The sorrow was penetrating and pervasive.

After five days, and at least a few
days earlier than recommended by his doctor, Jethro got out of bed on his own
power and walked to the bathroom. Some of his wounds began bleeding through
their stitches. He relished the pain. It helped him to focus on something other
than Zoe.

Eight hours later, during the
exchange of nurses, he put on some street clothes, limped out of his room, and
began walking towards the main entrance of the hospital. The press was there,
waiting—presumably for him. He quickly turned away unseen, and hobbled out the
back entrance, making his way through an underground parking lot. From there he
walked up to a public street and grabbed a taxi, taking it to a small motel on
the other side of town.

The next day, wearing sunglasses, a
baseball cap, and a long scarf covering his wounds, he walked slowly to a
bookstore with an empty backpack. He filled it, then went to an international
airport and bought a one-way ticket to the Bahamas. Three hours later, he was
airborne.

Shell-shocked and despondent,
Jethro wasn't sure what he should do now with his life, but he knew it was
imperative to figure it out. Thinking on a warm, isolated beach seemed like a
prudent place to begin. 

 

 

************

 

 

The question that kept returning to
Jethro Knights’ mind deeply troubled him: Why should he continue at all? It was
not a question he could remember ever asking himself. He sat on a pink beach on
the island of Eleuthera, staring at the sea. Wounds were all over his body, and
the sand stuck to his stitches. What he undeniably knew was the loss and death
of Zoe Bach had decidedly dulled his drive for life. Perhaps it was the lack of
sorrow and pain in his life that made him originally want to live so much, he
thought. Perhaps that’s what made him unafraid to transcend any boundary of the
human species to reach the highest in himself. Slavery to emotions so dire was
not why he planned or wanted to live forever. Was life worth living for thousands
of years without her? Without his family? Without the love he came to know,
trust, and believe in? 

His thoughts jarred him. They
filtered through his existence, through his pantheon of memories. Was this just
mourning? Or who he really was now? He looked in the mirror one night after
downing a bottle of wine, feeling that he was changed, feeling that he was
almost afraid of life without her. The firmness and confidence that once filled
Jethro's heart were gone. He questioned if he could ever be the same, if it
could ever be worth it again. The power and certainty that had always made him
different from others had vanished. The force he had relentlessly clashed
against over the years: The unnamed, unformed defeatist ghost strangling the
human spirit’s best potential—the same irrational beast he couldn’t describe
while walking away from Professor Rindall’s class at Victoria University—was
now taking explicit shape. And it dangerously tried to seize hold of him.

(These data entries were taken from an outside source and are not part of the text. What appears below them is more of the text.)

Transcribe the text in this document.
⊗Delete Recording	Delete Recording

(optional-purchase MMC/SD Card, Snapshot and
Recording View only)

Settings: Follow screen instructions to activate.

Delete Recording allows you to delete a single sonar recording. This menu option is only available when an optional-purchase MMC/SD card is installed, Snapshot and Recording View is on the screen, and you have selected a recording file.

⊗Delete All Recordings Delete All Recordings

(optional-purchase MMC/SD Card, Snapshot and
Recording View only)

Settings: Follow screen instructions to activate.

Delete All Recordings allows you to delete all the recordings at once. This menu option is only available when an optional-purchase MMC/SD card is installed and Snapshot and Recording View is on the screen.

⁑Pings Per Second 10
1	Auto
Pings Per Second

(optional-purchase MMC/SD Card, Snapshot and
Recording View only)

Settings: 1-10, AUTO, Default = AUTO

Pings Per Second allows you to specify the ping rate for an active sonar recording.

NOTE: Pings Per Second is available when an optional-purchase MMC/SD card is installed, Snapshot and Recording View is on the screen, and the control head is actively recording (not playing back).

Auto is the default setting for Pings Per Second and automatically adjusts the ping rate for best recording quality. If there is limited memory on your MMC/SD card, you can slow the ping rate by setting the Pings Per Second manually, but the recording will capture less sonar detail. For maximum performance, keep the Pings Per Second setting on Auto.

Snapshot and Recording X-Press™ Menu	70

Jethro awoke in an old, wooden,
plantation-style hotel. From outside his small room the sound of ocean waves
trickled in. It was exactly two weeks since Zoe had died. His first conscious
thought that morning was of her. Again. He wished he could turn over and feel
her body. But she was gone. Every day, little by little, he forced himself to
understand that. To accept it. His brain wanted to think differently, to dream,
to barter. Nothing, however, was so final as death.